On the Synthesis and Validation of Safety Assessment Models 2011-01-2549

Safety is one of the most important aspects of which we are concerned with in the field of aerospace-systems development. There are a variety of safety assessment activities that are performed throughout a system's lifecycle. Multiple interrelated safety analysis artifacts are generated from the process. However, requirements and guidance for the synthesis and validation of the results of this analysis are insufficient and are not explicit. In traditional system development processes, certification coordination, safety assessment, requirements validation, and implementation verification are generally treated as supporting processes, which are concurrent and interactively dependent throughout the iterative development of a system. In SAE ARP4754A, these processes are stressed as integral processes with traceability between safety requirements and the dependencies between safety assessment activities highlighted as an important concern. In this paper, we review the current practice on the synthesis and validation of safety assessment models in the civil aerospace sector and investigate the role of safety arguments in these two aspects. In particular, we examine the interrelationship between safety arguments and safety requirements capture and validation activities, which leads to the primary safety argument integrating safety analysis results.
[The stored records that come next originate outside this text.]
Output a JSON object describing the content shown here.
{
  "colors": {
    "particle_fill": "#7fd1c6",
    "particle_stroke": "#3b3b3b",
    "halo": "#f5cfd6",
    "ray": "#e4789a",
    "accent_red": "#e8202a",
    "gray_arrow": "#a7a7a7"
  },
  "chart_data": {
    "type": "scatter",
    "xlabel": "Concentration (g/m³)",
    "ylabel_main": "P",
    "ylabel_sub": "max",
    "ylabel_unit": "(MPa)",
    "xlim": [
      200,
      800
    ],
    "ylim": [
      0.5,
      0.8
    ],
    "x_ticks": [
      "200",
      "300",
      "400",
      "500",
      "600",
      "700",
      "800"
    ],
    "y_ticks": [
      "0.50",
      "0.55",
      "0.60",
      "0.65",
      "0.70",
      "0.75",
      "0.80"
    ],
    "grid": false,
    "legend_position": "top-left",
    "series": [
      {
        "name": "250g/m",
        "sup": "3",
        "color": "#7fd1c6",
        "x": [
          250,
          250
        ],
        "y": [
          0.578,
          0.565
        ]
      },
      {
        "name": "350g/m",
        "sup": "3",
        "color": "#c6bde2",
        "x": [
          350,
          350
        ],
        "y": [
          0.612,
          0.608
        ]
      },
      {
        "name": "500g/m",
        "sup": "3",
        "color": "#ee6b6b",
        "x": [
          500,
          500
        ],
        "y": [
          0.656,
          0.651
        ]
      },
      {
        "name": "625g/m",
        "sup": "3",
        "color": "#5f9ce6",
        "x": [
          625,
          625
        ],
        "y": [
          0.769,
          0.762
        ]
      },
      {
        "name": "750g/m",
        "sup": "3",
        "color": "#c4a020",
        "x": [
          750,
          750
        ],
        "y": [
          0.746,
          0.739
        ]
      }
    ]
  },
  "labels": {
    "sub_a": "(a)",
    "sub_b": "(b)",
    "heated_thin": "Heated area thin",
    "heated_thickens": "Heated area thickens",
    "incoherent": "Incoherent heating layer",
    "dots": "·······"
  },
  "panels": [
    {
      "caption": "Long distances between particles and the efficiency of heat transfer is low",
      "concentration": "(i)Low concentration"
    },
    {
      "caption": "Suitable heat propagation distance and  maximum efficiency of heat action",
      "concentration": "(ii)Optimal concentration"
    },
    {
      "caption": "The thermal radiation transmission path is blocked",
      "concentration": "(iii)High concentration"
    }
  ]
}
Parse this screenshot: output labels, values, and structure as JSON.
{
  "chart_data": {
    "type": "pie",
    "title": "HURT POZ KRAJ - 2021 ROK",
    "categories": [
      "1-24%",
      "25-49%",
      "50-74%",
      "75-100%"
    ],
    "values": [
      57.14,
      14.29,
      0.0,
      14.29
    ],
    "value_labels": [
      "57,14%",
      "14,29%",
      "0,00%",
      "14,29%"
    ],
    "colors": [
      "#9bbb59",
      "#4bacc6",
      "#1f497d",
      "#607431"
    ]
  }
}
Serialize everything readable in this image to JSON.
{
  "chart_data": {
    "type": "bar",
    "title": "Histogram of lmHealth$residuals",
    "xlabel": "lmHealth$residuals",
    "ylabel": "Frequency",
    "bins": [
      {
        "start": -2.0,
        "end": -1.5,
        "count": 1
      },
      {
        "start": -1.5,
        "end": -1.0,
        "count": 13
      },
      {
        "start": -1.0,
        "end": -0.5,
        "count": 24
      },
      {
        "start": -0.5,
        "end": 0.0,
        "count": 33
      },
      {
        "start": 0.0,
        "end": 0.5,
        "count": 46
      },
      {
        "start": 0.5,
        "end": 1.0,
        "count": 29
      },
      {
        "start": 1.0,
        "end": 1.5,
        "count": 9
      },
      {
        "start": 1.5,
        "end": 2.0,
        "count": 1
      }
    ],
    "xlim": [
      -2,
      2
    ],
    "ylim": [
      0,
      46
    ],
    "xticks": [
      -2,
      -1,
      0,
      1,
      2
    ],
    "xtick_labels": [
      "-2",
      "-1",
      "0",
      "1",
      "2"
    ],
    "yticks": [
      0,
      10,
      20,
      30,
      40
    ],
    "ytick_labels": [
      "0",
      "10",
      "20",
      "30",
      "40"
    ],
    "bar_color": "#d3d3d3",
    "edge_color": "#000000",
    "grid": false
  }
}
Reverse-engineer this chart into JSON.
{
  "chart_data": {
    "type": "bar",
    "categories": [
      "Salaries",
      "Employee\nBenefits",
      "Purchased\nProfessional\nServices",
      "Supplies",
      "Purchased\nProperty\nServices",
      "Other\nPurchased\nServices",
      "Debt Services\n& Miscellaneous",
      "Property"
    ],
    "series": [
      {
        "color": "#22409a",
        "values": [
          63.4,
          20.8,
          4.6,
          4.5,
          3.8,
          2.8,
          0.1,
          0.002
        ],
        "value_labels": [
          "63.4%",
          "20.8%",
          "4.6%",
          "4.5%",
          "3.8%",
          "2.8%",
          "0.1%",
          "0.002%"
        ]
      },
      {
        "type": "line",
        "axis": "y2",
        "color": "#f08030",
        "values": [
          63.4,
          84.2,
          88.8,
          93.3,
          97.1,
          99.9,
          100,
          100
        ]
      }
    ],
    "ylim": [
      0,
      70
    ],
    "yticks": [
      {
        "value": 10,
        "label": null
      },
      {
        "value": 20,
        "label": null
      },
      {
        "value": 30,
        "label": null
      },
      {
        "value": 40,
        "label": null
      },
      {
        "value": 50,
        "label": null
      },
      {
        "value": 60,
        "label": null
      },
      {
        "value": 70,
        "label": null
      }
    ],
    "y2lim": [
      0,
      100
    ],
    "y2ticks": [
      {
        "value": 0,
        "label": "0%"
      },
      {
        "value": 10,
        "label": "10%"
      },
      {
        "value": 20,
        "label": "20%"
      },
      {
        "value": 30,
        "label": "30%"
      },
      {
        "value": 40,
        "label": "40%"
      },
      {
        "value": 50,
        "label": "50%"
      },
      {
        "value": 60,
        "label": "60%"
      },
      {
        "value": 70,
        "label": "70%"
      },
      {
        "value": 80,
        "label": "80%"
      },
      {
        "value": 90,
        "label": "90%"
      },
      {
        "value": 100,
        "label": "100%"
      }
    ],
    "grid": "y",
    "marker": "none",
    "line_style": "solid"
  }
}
We also examine the concerns of safety assessment model validity and address these explicitly using backing arguments for the justification of the adequacy of safety assessment models. The synthesis and justification of safety assessment models are illustrated with examples from MISSA (More Integrated Systems Safety Assessment), an EU FP7 project in the transportation sector. Finally, the supporting tool platform that has been created on this project is presented. This platform facilitates organization of the data from, and communication between, safety modeling activities, and enables data sharing and tracing between safety arguments and models.